When used, output attributes are automatically created for each distinct token classification tag used in the Classify and Reclassify stages. Tokens that match any of these tags are automatically extracted from each token pattern to these output attributes. Where a pattern contains multiple tokens with the same tag (for example, <valid Forename><valid Forename>...), these are all mapped to the same output attribute, separated using the delimiter that you choose (comma by default).

An additional output attribute is also created (Parse.UnclassifiedData). All tokens that are not specifically classified using a classification or reclassification rule are extracted to this attribute, again separated using the delimiter that you choose.

Automatic extraction can be enabled or disabled from the Outputs tab of the Resolve sub-processor.
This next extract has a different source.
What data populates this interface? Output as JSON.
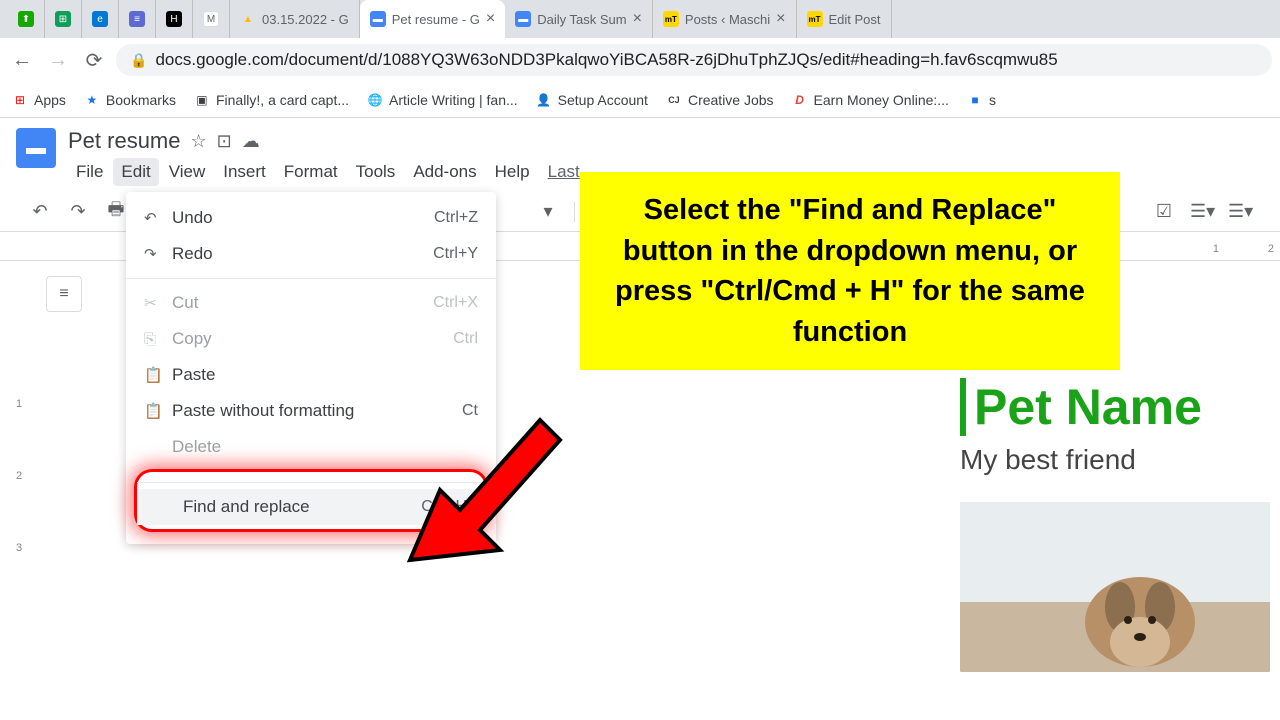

The delimiter placed between tokens, when more than one token in a given record is classified with the same tag, can also be changed.

Example of Automatic Extraction

By default; that is, without any exact or fuzzy resolution rules, automatic extraction will map (for a Parse processor checking and separating data in a NAME attribute) all classified tokens to output attributes of the same name, and mapping all remaining unclassified tokens to Parse.UnclassifiedData.

Drilldown on Pass records

When drilling down to see the output data from the Parse processor, it is useful to use the Show Flags toggle on the Results Browser to see all the flag attributes the parser adds, including the selected token pattern, and the assigned Result and Comment.